Pho noodle soup has been around for over 100 years. It’s iconic to people who identify with it as Vietnam’s national food and it has inspired cooks, poets and even political insurgents. While most people know pho as a beefy bowl, chicken pho has been around since the late 1930s.
During the busy holiday season, I ditch my old-school, long-simmered pho that serves eight and instead opt for a quick 40-minute pho to satisfy our household of two. The recipe involves supermarket ingredients such as rice noodles (Annie Chun’s pad Thai noodles work great) and fish sauce (Megachef and Redboat are superb), usually found in the Asian food section. The only “special” equipment I use is a piece of hand-torn, lightweight muslin purchased at a fabric shop. Used for straining broth, muslin works like a champ for producing clear results and it’s washable to boot; in a pinch, I’ve substituted paper towels, a paper coffee filter or multiple layers of cheesecloth.
Herb-wise, I stick with cilantro for soup assembly and mint for the garnish plate, along with chile slices, bean sprouts, and maybe lime. Mint is a traditional Hanoi pho herb that’s overlooked in America. It adds bright, zippy notes to pho and pairs exceptionally well with chicken.
From the recipe: How to make a great bowl of pho at home
Peel and then slice the ginger into 4 or 5 coins. Smack with the flat side of a knife or meat mallet and set aside. Thinly slice the green parts of the green onion to yield 2 to 3 tablespoons, and set aside to use as a garnish. Cut the leftover sections into 2- to 3-inch lengths, bruise, then add to the ginger.
Coarsely chop the leafy tops of the cilantro to yield 2 tablespoons; set aside to use as a garnish. Set the remaining cilantro sprigs aside.
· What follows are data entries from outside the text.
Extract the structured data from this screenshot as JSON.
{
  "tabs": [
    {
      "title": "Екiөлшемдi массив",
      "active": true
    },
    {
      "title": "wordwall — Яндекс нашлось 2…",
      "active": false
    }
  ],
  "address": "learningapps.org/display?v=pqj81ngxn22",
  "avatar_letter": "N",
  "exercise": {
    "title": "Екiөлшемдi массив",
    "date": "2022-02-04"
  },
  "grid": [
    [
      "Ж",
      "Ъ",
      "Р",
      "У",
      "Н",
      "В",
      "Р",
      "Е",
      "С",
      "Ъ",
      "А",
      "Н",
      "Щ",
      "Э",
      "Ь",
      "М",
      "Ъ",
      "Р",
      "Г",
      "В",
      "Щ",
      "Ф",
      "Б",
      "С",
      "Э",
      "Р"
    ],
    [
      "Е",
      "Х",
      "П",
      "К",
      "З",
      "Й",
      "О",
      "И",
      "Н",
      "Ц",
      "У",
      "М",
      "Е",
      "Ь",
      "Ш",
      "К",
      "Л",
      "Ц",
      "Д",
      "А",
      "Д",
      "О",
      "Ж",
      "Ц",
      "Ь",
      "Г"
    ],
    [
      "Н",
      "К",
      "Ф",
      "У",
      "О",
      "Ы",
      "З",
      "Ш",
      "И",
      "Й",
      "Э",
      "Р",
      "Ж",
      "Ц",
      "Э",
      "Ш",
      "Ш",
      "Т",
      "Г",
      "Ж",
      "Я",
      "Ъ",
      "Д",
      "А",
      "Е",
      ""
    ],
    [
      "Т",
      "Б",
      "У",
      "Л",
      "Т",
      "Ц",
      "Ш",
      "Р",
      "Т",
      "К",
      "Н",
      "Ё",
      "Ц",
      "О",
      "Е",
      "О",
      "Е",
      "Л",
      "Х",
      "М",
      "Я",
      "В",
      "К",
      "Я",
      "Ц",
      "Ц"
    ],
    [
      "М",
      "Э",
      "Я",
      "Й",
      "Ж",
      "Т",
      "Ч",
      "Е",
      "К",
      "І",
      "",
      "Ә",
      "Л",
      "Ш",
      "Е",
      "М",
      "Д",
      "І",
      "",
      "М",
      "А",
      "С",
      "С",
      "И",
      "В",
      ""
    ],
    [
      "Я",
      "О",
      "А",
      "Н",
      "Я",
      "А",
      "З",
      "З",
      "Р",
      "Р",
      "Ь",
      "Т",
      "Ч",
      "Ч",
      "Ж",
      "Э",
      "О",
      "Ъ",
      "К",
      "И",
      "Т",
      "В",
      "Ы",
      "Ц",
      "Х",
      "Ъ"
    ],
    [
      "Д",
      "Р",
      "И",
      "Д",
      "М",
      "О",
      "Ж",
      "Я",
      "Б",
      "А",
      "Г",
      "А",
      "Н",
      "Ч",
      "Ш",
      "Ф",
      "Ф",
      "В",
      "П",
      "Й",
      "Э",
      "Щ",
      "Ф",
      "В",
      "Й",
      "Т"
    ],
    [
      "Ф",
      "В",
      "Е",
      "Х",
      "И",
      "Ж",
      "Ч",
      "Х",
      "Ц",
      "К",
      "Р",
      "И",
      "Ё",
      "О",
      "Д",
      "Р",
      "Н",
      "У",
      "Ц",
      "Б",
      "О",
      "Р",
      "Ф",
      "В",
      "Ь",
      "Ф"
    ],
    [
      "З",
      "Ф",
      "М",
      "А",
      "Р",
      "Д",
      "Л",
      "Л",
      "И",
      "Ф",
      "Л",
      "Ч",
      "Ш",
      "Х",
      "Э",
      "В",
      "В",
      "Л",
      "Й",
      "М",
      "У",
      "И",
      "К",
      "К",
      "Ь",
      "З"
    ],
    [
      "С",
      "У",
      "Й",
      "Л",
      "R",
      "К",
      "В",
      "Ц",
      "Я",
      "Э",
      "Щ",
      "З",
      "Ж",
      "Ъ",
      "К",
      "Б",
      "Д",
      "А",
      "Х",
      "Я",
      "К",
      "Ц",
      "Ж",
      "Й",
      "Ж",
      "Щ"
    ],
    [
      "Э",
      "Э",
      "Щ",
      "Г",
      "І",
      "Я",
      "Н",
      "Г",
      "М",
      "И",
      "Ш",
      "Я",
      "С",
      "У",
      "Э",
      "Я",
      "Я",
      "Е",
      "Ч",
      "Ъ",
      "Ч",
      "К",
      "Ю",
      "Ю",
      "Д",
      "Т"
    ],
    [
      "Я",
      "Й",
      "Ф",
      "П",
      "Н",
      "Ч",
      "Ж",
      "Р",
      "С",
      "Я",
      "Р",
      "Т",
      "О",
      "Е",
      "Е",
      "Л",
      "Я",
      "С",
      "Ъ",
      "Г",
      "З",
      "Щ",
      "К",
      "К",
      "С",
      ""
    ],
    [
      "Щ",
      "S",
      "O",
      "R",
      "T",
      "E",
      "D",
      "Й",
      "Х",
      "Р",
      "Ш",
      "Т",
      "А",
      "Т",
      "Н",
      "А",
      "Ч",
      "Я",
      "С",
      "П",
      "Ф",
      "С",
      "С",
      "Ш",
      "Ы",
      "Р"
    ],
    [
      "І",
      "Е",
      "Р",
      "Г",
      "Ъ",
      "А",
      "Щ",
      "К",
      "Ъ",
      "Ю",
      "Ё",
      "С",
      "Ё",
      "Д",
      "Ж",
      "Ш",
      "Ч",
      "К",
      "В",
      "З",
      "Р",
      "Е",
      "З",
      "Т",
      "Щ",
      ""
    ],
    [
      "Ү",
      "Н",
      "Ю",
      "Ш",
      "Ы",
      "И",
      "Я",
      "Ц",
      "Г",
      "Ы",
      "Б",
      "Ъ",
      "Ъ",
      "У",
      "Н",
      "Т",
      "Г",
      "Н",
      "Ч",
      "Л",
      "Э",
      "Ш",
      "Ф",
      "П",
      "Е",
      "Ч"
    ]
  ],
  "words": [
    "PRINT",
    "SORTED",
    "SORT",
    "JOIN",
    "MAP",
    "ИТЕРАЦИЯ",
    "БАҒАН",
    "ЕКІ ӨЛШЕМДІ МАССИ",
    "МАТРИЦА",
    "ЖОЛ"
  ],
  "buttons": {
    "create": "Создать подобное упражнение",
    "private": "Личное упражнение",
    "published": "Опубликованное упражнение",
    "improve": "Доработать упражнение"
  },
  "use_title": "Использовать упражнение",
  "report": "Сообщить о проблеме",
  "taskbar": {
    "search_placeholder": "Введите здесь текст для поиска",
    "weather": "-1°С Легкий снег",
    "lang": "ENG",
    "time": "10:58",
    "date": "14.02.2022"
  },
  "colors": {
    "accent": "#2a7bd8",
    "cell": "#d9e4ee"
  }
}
In a 3- to 4-quart pot, toast the coriander seeds and clove over medium heat until fragrant, 1 to 2 minutes. Add the ginger and bruised green onion sections. Stir until aromatic, about 30 seconds.
Remove the pot from heat for about 15 seconds to briefly cool, then pour in the broth. Add the water, cilantro sprigs, chicken and salt. Bring to a boil over high heat, then lower the heat to gently simmer for 30 minutes.
While the broth simmers, soak the rice noodles in hot water until pliable and opaque. Drain, rinse and set aside.
After 5 to 10 minutes of simmering, the chicken should be firm and cooked through (press on it and it should slightly yield). Transfer the chicken to a bowl, flush with cold water to stop the cooking, then drain. Set the chicken aside until cool enough to handle, then cut or shred into bite-size pieces. Cover loosely so the chicken does not dry out.
When the broth is done simmering, strain it through a fine-mesh strainer into a 2-quart pot; line the strainer with muslin or cheesecloth for super clear broth. Discard the solids. You should have about 4 cups broth. Season with fish sauce and sugar, if needed, to create a strong savory-sweet note.
Bring the strained broth to a boil over high heat. Put the noodles in a noodle strainer or mesh sieve and dunk in the hot broth to heat and soften, 5 to 60 seconds. Lift the noodles from the pot and divide between the 2 bowls.
Reduce the heat to keep the broth hot while you arrange the chicken on top of the noodles and garnish with the chopped green onion, cilantro and a sprinkling of pepper. Taste and adjust the broth’s saltiness one last time. Return the broth to a boil and ladle into the bowls.